(Expected or acceptable) (number or rate) of disk failures

Rising Star

We are living high rates of disk failures on datanodes recently.

Some of failures are logical (file system on some of disks become read-only) and some of them are physical (hardware error leds blink red on servers). They became frequent recently.

Saying frequent, in last two weeks we lived 4 disk errors of which two were hardware errors. Our cluster has 9 datanodes and each has 6TiBs of 14 disks. They run on CentOS 7.2.1511

We have lived 5 physical hardware problems in 7 months since the initial start of the cluster.

What I would like to learn is, is that number of failures acceptable? Does the number / rate match your experiences?

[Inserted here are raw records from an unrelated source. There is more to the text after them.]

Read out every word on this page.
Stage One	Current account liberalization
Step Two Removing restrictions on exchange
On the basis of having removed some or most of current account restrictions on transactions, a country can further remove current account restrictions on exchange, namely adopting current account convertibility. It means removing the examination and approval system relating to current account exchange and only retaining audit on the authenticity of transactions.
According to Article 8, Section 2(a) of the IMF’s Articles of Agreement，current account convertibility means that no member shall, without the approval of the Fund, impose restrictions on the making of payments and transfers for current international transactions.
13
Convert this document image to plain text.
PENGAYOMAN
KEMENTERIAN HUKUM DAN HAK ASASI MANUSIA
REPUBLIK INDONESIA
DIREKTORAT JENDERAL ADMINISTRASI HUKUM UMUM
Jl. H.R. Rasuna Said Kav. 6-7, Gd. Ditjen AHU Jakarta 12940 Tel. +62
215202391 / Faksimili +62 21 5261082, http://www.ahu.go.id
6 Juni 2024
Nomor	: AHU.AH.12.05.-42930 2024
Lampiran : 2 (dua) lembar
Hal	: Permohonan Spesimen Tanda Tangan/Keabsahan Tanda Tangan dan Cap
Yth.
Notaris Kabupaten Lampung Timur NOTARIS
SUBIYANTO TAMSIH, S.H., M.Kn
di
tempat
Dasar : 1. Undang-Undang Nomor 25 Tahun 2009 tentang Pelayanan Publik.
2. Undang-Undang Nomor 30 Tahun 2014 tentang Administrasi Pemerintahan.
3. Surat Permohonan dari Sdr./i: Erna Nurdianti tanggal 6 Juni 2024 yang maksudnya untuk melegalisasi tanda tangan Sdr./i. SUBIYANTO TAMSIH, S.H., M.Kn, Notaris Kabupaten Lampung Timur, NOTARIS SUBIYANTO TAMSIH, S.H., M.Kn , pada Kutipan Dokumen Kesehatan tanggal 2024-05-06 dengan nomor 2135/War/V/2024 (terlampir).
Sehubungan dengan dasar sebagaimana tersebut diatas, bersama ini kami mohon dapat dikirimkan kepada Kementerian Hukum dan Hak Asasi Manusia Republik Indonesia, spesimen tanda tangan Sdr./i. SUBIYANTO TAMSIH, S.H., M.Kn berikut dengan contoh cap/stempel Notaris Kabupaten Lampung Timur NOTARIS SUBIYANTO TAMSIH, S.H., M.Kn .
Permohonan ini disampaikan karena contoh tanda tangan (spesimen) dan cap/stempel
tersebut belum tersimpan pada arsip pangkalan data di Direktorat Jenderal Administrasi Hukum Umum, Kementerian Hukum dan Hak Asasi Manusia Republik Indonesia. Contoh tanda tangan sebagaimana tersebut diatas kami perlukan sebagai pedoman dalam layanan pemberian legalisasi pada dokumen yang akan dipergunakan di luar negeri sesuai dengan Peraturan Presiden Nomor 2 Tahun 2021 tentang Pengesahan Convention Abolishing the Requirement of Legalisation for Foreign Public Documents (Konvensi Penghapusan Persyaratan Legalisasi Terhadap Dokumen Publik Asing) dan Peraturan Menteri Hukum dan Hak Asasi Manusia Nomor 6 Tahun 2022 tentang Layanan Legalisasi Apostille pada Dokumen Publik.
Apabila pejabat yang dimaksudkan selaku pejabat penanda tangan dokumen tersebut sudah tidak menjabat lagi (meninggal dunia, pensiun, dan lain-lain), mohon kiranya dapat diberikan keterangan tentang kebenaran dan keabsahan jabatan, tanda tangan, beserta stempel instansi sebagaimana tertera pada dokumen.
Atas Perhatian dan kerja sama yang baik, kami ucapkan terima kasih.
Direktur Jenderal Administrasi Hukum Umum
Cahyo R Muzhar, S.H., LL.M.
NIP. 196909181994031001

PS: We have a file system block size of 4096 bytes. Is this number low for our disks in this size? Thanks in advance...


Rising Star

Does anyone have comment for this?

Hi @Sedat Kestepe,

HDD reliability is measured as AFR (annualized failure rate) - the probability a hard disk will fail in a given year. AFR varies with manufacturer, model number and operating conditions. Here is one publicly available report about disk AFRs:

There is one obvious bad batch in that report with 33% AFR. For the rest it varies from 0 - 3%. Your hardware vendor should be able to provide you with the expected AFR. If your observed failure rate is higher than expected you may have a bad batch of hardware and should check with your vendor. Burn-in testing can help weed out bad hardware early on.

Rising Star

@Arpit Agarwal have you faced (or heard) about logical errors I mentioned? For this case we unmount and mount the problematic partition then we can go on.